Equations have been derived which exactly describe the effects of coatings applied to three-rod or multi-rod probes, but these equations do not have analytical solutions and are solved numerically (Zegelin et al., 1989; Knight et al., 1994, 1997). We therefore test the simpler analytical solution.

All probe designs with a fixed dielectric material within the sampling zone have a nonlinear relationship between the apparent dielectric permittivity estimated directly from the measured travel time and the actual sample dielectric permittivity. This nonlinear relationship means that the sample dielectric permittivity must be uniform along the probe length to properly determine the sample dielectric permittivity (Ferré et al., 1996).

	MATERIALS AND METHODS

TOP ABSTRACT INTRODUCTION THEORY MATERIALS AND METHODS RESULTS AND DISCUSSION REFERENCES

 
The primary objective of this research is to obtain reliable TDR signals and therefore estimates of the apparent dielectric permittivity in samples with high electrical conductivity. We conducted a series of experiments to compare the results of traditional methods of TDR signal collection and analysis with alternate methods that have been proposed for increasing signal quality. The probes used for the experiments (Fig. 1) are unbalanced, Zegelin-type three-conductor probes constructed using 3.2-mm diam. 316 stainless steel rods of varying length. Coated probes include a polyolefin heat shrink, carefully applied to the center conductor to ensure no air gaps between rod and coating. The average thickness was 0.40 mm. Probe designs are quoted in the remainder of the paper as three numbers a/b/c where a is the length of exposed rods in millimeters, b is the rod diameter in millimeters, and c is the center rod to outer rod spacing in millimeters.
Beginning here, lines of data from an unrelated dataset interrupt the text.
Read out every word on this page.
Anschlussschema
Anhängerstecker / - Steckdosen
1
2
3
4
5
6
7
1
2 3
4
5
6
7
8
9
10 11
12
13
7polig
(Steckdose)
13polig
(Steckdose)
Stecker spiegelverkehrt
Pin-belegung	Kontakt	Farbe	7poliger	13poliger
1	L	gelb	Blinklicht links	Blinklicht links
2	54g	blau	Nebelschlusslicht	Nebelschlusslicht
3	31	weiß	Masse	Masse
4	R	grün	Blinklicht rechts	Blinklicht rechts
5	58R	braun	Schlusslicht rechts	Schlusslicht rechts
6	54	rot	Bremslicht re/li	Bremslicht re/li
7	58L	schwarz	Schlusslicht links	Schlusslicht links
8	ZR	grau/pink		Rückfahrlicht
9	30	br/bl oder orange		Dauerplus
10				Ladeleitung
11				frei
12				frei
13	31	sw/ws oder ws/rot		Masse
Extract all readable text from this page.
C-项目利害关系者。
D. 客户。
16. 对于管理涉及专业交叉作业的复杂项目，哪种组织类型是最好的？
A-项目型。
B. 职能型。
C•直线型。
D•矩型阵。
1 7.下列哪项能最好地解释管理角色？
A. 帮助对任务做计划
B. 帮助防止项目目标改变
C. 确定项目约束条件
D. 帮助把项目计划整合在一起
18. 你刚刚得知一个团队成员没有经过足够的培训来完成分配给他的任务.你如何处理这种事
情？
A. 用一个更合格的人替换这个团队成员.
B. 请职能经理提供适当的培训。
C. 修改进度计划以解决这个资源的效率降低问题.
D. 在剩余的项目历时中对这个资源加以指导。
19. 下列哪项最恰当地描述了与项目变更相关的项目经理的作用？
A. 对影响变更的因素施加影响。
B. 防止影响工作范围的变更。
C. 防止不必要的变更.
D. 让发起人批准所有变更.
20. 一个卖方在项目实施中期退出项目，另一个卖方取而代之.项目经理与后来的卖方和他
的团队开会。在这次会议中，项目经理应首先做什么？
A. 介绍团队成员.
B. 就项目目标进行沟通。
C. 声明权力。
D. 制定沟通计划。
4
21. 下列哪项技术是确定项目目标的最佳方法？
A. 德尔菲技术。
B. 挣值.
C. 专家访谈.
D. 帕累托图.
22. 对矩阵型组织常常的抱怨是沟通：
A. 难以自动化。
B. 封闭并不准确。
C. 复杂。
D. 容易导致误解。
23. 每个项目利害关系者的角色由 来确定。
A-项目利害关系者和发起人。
Reference raw waveforms with 5000 points in time were collected using a Tektronix 1502C instrument (TTDR) connected to a PC running WAT TDR Version 3.11 (Waterloo Center for Groundwater Research, Waterloo, ON, Canada). All waveform analysis of TTDR waveforms was performed manually using the dual-tangent analysis method. All waveforms are presented as the reflection coefficient displayed against the two-way travel time. This approach represents the currently accepted practice of TDR measurement against which we compare the alternate methods.

Raw waveforms and diode-shorted waveforms with 256 points in time were collected using a MoisturePoint TDR (MTDR) instrument (Environmental Sensors, Victoria, BC, Canada) with firmware Version 1.27. The MTDR instrument was purchased with proprietary software and hardware specifically designed for conducting automated, diode-shorted TDR measurements. Travel times were measured using the automated waveform fitting routines which are included in the instrument firmware. Additional waveforms for presentation and for detailed waveform analysis were collected manually using a PC connected to the MTDR and running the instrument control software ViewPoint Version 1.34. For all measurements, all instrument settings and waveform fitting parameters in the instrument firmware and software were optimized for maximum accuracy and stability of tangent-line fitting. The MTDR instrument warm up time was set to 15 s and a minimum of five measurements were discarded prior to all recorded measurements to ensure the instrument returned a stable value of travel time.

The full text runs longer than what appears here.